Bill Moyers: What is it about the crime scene that gives you a keyhole, the best keyhole perhaps, into how American society really works?

David Simon: You see the equivocations. You see the stuff that doesn’t make it into the civics books, and you also see how interconnected things are. How connected the performance of the school system is to the culture of a street corner. Or where parenting comes in. The decline of industry suddenly interacts with the paucity and sort of fraud of public education in the inner city. Because The Wire was not a story about America, it’s about the America that got left behind.

Bill Moyers: I was struck by something that you said. You were wrestling with this one big existential question. You talked about drug addicts who would come out of detox and then try to steel-jaw themselves through their neighborhood. And then they’d come face-to-face with the question—which is…?

David Simon: “What am I doing here?” You know, a guy coming out of addiction at thirty, thirty-five, because it often takes to that age, he often got into addiction with a string of problems, some of which were interpersonal and personal, and some of which were systemic. These really are the excess people in America. Our economy doesn’t need them—we don’t need 10 or 15 percent of our population. And certainly the ones who are undereducated, who have been ill-served by the inner-city school system, who have been unprepared for the technocracy of the modern economy, we pretend to need them. We pretend to educate the kids. We pretend that we’re actually including them in the American ideal, but we’re not. And they’re not foolish. They get it. They understand that the only viable economic base in their neighborhoods is this multibillion-dollar drug trade.

Bill Moyers: I did a documentary about the South Bronx called The Fire Next Door and what I learned very early is that the drug trade is an inverted form of capitalism.
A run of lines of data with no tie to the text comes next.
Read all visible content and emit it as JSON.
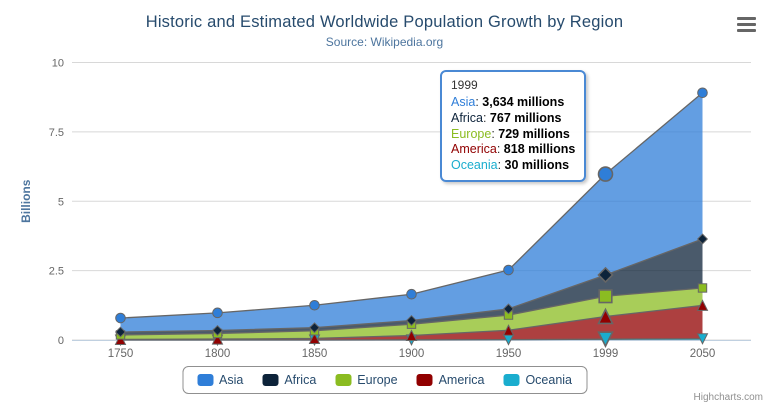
{
  "header": {
    "title": "Historic and Estimated Worldwide Population Growth by Region",
    "subtitle": "Source: Wikipedia.org"
  },
  "menu": {
    "icon": "hamburger-menu-icon"
  },
  "credits": {
    "label": "Highcharts.com"
  },
  "tooltip": {
    "header": "1999",
    "rows": [
      {
        "name": "Asia",
        "value": "3,634 millions"
      },
      {
        "name": "Africa",
        "value": "767 millions"
      },
      {
        "name": "Europe",
        "value": "729 millions"
      },
      {
        "name": "America",
        "value": "818 millions"
      },
      {
        "name": "Oceania",
        "value": "30 millions"
      }
    ],
    "border_color": "#4a89d4"
  },
  "chart_data": {
    "type": "area",
    "stacking": "normal",
    "title": "Historic and Estimated Worldwide Population Growth by Region",
    "subtitle": "Source: Wikipedia.org",
    "categories": [
      "1750",
      "1800",
      "1850",
      "1900",
      "1950",
      "1999",
      "2050"
    ],
    "series": [
      {
        "name": "Asia",
        "color": "#2f7ed8",
        "marker": "circle",
        "values": [
          502,
          635,
          809,
          947,
          1402,
          3634,
          5268
        ]
      },
      {
        "name": "Africa",
        "color": "#0d233a",
        "marker": "diamond",
        "values": [
          106,
          107,
          111,
          133,
          221,
          767,
          1766
        ]
      },
      {
        "name": "Europe",
        "color": "#8bbc21",
        "marker": "square",
        "values": [
          163,
          203,
          276,
          408,
          547,
          729,
          628
        ]
      },
      {
        "name": "America",
        "color": "#910000",
        "marker": "triangle",
        "values": [
          18,
          31,
          54,
          156,
          339,
          818,
          1201
        ]
      },
      {
        "name": "Oceania",
        "color": "#1aadce",
        "marker": "triangle-down",
        "values": [
          2,
          2,
          2,
          6,
          13,
          30,
          46
        ]
      }
    ],
    "values_unit": "millions",
    "xlabel": "",
    "ylabel": "Billions",
    "y_ticks_billions": [
      0,
      2.5,
      5,
      7.5,
      10
    ],
    "ylim_billions": [
      0,
      10
    ],
    "y_max_millions": 10000,
    "grid": true,
    "legend_position": "bottom",
    "hover_category": "1999",
    "hover_index": 5
  },
  "colors": {
    "grid_line": "#d8d8d8",
    "axis_line": "#c0d0e0",
    "series_outline": "#666666",
    "axis_label": "#666666",
    "y_axis_title": "#4d759e",
    "fill_opacity": "0.75"
  }
}
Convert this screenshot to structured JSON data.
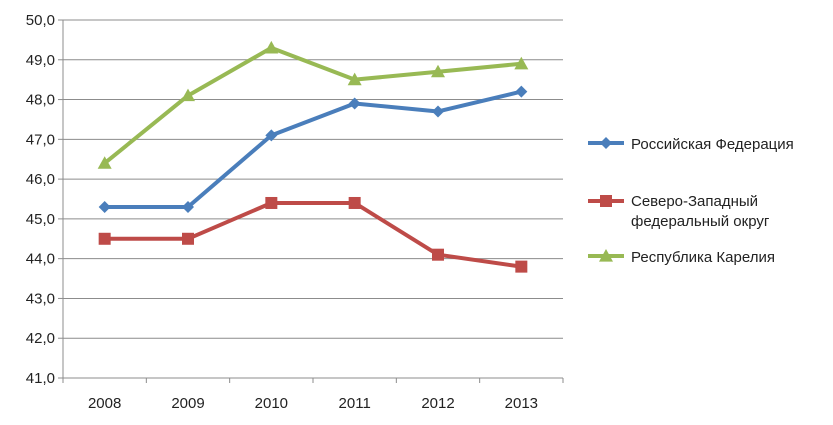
{
  "chart_data": {
    "type": "line",
    "categories": [
      "2008",
      "2009",
      "2010",
      "2011",
      "2012",
      "2013"
    ],
    "ylim": [
      41.0,
      50.0
    ],
    "yticks": [
      "41,0",
      "42,0",
      "43,0",
      "44,0",
      "45,0",
      "46,0",
      "47,0",
      "48,0",
      "49,0",
      "50,0"
    ],
    "grid": true,
    "legend_position": "right",
    "series": [
      {
        "name": "Российская Федерация",
        "legend_lines": [
          "Российская Федерация"
        ],
        "values": [
          45.3,
          45.3,
          47.1,
          47.9,
          47.7,
          48.2
        ],
        "color": "#4a7ebb",
        "marker": "diamond"
      },
      {
        "name": "Северо-Западный федеральный округ",
        "legend_lines": [
          "Северо-Западный",
          "федеральный округ"
        ],
        "values": [
          44.5,
          44.5,
          45.4,
          45.4,
          44.1,
          43.8
        ],
        "color": "#be4b48",
        "marker": "square"
      },
      {
        "name": "Республика Карелия",
        "legend_lines": [
          "Республика Карелия"
        ],
        "values": [
          46.4,
          48.1,
          49.3,
          48.5,
          48.7,
          48.9
        ],
        "color": "#98b954",
        "marker": "triangle"
      }
    ]
  }
}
David Simon: Absolutely. In some ways it’s the most destructive form of welfare that we’ve established, the illegal drug trade in these neighborhoods. It’s basically like opening up a Bethlehem Steel in the middle of the South Bronx or in West Baltimore and saying, “You guys are all steelworkers.” Just say no? That’s our answer to that? And by the way, if it was chewing up white folk, it wouldn’t have gone on for as long as it did.